Objective To construct an animal model of intrauterine adhesions that conforms to clinical injury characteristics by a minimally invasive method using mechanical injury combined with lipopolysaccharide perfusion, so as to provide support for in-depth study of the pathogenesis and pathological changes of IUA and the exploration of clinical treatment options.
Methods Twenty female ICR mice were randomly divided into 2 groups (n=10). After phloroglucinol relaxes the cervix, the animals in the model group were given intrauterine mechanical injury + lipopolysaccharide (LPS) perfusion (0.5 mg/kg) through the cervix. kg), and the animals in the sham-operated group received only an equal volume of normal saline perfusion. Uterine specimens were collected at 7, 14, and 21 days after operation, and routine HE and Masson staining were used to detect endometrial morphology and fibrosis; immunofluorescence was used to detect the distribution of macrophages (F4/80) in the endometrium, qPCR and Western Blot detection of inflammatory factors (II-1β, TNF-α, IL-4, IL-10 and IL-6) and endometrial receptivity-related markers (Integrin B3 and LIF) in the endometrium of model mice at 14 days expression changes. Then, 20 mice were randomly divided into transcervical mechanical injury + lipopolysaccharide perfusion group (n=10), modeling group and sham operation group (n=10). After 2 weeks of modeling, they were put into cages, and the number of pregnant female mice was recorded; The female mice were sacrificed at about 18 days of gestation, and the number of embryos was recorded.
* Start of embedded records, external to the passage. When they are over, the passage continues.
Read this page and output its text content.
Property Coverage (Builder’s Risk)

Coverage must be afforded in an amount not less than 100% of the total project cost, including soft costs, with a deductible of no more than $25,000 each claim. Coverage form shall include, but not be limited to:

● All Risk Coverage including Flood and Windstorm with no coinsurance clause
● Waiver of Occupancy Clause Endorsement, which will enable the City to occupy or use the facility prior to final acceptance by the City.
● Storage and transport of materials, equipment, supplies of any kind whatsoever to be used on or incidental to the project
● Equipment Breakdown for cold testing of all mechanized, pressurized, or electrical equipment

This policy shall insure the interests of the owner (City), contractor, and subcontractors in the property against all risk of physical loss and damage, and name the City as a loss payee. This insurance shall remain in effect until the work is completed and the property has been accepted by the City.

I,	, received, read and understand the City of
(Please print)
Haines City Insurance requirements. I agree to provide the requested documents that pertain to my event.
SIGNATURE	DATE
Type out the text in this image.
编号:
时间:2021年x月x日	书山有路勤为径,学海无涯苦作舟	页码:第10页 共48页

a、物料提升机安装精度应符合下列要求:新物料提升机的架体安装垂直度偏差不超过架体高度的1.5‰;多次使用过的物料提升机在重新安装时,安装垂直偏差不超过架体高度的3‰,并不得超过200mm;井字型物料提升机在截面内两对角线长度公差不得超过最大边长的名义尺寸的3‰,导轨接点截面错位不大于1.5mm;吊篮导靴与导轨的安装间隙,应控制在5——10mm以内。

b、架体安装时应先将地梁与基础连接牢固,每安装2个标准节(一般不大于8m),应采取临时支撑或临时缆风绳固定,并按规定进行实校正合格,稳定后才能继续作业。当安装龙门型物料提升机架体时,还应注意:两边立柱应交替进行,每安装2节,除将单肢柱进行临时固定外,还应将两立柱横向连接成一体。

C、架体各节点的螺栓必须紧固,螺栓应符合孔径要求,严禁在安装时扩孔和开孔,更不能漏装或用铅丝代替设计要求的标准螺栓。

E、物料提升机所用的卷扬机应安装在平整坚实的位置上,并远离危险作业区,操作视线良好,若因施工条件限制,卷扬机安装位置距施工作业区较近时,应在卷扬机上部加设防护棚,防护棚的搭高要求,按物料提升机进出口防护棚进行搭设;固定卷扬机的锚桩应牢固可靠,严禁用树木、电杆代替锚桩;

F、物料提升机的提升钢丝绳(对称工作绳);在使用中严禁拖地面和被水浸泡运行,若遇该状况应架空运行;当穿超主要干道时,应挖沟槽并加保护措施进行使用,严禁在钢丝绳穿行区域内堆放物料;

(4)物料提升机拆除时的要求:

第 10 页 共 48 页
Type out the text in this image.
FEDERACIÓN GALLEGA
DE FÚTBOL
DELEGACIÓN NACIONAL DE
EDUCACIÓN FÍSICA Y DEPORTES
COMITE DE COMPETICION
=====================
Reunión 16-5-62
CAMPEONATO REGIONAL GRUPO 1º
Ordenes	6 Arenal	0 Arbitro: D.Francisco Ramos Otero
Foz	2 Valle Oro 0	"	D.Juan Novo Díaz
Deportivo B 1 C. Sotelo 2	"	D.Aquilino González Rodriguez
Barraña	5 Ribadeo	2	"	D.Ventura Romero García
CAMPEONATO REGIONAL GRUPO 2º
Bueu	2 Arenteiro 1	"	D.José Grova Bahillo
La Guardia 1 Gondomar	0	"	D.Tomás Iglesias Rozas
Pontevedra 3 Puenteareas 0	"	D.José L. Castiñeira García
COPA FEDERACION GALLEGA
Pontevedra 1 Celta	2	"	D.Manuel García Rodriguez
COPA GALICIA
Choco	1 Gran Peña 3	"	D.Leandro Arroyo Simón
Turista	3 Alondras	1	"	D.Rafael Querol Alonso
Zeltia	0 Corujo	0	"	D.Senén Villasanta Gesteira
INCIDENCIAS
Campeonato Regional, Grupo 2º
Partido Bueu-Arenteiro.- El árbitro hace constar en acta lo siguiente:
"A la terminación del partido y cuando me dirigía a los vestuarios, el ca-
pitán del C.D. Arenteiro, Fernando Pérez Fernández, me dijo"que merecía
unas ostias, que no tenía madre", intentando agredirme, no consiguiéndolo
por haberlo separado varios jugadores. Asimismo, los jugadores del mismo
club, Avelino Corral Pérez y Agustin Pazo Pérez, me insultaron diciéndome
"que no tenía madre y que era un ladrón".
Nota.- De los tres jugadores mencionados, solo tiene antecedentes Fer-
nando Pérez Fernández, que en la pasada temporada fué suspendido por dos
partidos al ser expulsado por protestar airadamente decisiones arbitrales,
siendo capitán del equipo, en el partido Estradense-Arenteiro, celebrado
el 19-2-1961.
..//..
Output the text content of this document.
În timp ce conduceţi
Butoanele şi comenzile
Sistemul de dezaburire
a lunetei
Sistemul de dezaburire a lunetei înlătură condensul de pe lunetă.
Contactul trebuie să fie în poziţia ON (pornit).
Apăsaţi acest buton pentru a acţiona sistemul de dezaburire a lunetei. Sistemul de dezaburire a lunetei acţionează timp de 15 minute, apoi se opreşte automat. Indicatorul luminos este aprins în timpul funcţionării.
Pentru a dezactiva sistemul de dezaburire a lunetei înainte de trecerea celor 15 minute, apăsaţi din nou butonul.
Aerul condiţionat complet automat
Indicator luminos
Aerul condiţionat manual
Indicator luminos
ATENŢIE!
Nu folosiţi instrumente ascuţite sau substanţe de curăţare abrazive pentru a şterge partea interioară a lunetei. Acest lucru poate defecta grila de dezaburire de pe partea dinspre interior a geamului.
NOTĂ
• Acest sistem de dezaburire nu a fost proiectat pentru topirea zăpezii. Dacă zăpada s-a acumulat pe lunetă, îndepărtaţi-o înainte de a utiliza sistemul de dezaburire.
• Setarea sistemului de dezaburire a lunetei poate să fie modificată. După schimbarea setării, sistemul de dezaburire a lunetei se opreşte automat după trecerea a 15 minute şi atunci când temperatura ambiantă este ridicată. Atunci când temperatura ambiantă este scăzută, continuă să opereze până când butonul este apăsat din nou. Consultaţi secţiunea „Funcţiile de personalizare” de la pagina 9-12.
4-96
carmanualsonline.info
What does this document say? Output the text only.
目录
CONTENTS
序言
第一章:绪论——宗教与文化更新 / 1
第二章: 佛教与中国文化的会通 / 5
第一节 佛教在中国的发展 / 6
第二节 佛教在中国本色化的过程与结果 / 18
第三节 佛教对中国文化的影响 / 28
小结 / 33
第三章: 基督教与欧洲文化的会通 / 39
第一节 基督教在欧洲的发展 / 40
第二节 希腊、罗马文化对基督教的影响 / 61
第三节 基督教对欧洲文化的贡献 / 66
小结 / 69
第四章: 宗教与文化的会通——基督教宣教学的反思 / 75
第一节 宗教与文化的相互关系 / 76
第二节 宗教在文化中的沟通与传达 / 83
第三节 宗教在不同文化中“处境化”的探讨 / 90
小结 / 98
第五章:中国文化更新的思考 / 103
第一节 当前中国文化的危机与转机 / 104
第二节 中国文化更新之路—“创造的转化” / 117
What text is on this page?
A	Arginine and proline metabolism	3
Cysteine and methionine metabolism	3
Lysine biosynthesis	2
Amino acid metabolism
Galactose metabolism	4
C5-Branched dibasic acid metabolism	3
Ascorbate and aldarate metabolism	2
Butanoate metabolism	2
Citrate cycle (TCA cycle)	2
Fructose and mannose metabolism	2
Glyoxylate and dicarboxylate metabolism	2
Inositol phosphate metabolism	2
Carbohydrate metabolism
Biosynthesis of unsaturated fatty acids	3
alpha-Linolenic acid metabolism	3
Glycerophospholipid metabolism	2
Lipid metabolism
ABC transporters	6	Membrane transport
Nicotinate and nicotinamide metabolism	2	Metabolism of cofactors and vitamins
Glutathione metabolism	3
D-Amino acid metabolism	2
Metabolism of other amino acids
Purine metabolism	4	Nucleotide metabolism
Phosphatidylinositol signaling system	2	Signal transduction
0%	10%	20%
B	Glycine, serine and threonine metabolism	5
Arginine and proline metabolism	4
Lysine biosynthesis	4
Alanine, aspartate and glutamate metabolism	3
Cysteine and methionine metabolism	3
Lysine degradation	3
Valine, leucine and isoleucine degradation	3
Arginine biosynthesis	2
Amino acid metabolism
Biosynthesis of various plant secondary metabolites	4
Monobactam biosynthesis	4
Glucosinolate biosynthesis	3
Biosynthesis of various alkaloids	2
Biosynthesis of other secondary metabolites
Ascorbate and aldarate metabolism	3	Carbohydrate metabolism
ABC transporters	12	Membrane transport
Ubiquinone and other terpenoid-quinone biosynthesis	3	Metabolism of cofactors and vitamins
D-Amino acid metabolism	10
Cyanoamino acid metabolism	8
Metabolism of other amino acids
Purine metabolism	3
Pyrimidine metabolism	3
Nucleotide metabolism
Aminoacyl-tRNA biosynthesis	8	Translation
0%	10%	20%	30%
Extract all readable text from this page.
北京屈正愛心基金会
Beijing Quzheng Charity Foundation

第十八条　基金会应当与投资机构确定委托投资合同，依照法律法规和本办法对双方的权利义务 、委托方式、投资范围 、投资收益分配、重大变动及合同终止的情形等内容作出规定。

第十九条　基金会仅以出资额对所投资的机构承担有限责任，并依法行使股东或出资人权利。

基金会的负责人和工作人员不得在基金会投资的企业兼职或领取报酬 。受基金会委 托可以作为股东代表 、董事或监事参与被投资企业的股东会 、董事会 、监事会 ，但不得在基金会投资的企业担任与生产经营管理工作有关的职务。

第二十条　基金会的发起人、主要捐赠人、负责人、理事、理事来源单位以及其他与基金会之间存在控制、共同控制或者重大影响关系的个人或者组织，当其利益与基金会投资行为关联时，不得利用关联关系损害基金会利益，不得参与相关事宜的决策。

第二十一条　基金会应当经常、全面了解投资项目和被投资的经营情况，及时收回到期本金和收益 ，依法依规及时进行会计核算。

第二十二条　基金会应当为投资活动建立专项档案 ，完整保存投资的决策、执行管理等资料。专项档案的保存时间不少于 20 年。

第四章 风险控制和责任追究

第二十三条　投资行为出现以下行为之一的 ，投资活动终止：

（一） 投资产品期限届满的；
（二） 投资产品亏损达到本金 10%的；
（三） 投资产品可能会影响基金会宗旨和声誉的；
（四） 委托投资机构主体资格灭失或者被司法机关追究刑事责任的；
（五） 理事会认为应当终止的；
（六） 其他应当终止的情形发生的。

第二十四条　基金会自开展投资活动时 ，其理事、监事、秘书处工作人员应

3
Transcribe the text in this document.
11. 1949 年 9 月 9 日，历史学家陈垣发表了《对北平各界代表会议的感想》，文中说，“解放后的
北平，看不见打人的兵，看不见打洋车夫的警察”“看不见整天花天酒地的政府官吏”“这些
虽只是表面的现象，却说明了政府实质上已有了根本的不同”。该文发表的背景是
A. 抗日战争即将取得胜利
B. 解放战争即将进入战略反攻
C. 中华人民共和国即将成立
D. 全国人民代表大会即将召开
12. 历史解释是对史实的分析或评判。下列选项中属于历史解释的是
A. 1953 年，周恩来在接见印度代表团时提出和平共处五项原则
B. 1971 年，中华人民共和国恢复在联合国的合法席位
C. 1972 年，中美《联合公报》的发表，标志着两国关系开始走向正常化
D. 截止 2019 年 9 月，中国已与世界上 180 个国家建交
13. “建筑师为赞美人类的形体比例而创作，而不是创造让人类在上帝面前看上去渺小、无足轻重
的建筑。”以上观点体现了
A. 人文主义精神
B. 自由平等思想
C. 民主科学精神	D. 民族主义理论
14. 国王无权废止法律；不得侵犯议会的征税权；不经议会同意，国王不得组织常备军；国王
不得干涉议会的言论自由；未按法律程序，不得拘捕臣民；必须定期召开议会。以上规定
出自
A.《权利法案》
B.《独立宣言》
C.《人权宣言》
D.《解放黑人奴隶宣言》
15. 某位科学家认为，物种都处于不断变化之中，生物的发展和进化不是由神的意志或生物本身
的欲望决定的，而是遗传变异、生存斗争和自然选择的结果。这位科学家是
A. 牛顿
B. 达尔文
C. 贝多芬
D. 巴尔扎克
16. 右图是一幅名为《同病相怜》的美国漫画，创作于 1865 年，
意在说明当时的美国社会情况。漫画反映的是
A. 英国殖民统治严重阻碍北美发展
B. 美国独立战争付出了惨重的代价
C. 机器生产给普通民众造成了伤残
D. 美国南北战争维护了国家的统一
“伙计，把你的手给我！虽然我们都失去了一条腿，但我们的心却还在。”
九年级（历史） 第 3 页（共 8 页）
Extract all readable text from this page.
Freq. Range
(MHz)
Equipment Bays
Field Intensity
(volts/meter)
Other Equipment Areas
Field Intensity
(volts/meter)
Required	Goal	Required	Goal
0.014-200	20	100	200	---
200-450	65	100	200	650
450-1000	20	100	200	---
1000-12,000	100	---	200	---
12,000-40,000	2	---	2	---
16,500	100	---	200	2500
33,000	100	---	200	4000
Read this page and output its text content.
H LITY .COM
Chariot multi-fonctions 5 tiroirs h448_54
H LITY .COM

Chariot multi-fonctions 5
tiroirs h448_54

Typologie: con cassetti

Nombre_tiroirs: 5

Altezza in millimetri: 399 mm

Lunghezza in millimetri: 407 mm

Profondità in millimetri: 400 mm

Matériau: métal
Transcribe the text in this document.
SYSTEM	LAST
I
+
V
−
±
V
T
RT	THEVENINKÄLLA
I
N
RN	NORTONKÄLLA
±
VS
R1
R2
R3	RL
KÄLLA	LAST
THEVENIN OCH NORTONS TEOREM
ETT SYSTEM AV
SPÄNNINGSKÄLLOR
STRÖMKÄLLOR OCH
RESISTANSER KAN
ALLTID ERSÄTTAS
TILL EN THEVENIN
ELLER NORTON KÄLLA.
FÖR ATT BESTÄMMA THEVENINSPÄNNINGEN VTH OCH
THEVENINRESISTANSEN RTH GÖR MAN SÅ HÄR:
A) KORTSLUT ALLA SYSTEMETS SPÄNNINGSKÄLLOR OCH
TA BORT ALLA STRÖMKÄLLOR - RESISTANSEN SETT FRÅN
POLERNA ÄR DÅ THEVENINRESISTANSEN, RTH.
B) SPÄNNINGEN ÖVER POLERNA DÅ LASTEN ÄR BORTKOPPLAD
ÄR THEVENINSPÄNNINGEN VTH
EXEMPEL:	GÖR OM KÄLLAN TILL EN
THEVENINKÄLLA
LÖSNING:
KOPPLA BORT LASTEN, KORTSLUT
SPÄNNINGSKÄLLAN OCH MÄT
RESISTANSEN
Results The inflammatory response and fibrosis in the uterus of mice were significantly increased after mechanical injury + lipopolysaccharide perfusion. The endometrial thickness of the mice in the model group was significantly lower than that in the sham-operated group, with obvious endometrial cell necrosis, loss of glands, incomplete luminal and glandular epithelial cell structures, and severe tissue fibrosis. Subsequently, it was found that the expression of macrophage marker F4/80 in the endometrium of mice in the model group was significantly increased (P<0.05), and the pro-inflammatory factors II-1β, TNF-α, The expression of L-6 and L-6 were significantly increased (P<0.05), while the expressions of anti-inflammatory factors IL-4 and IL-10 were significantly decreased (P<0.05). Further research found that the expression levels of endometrial receptivity markers LF and Integrin β3 were significantly decreased (P<0.05), and the fertility test results showed that the number of pregnant mothers and fetuses were significantly decreased (P<0.05).
Conclusion In this study, a minimally invasive method of cervical mechanical injury + lipopolysaccharide perfusion was used to successfully establish a mouse IUA model construction method, which is in line with the clinical characteristics of IUA injury, and can provide a stable animal model for subsequent research on the pathogenesis and treatment of IUA.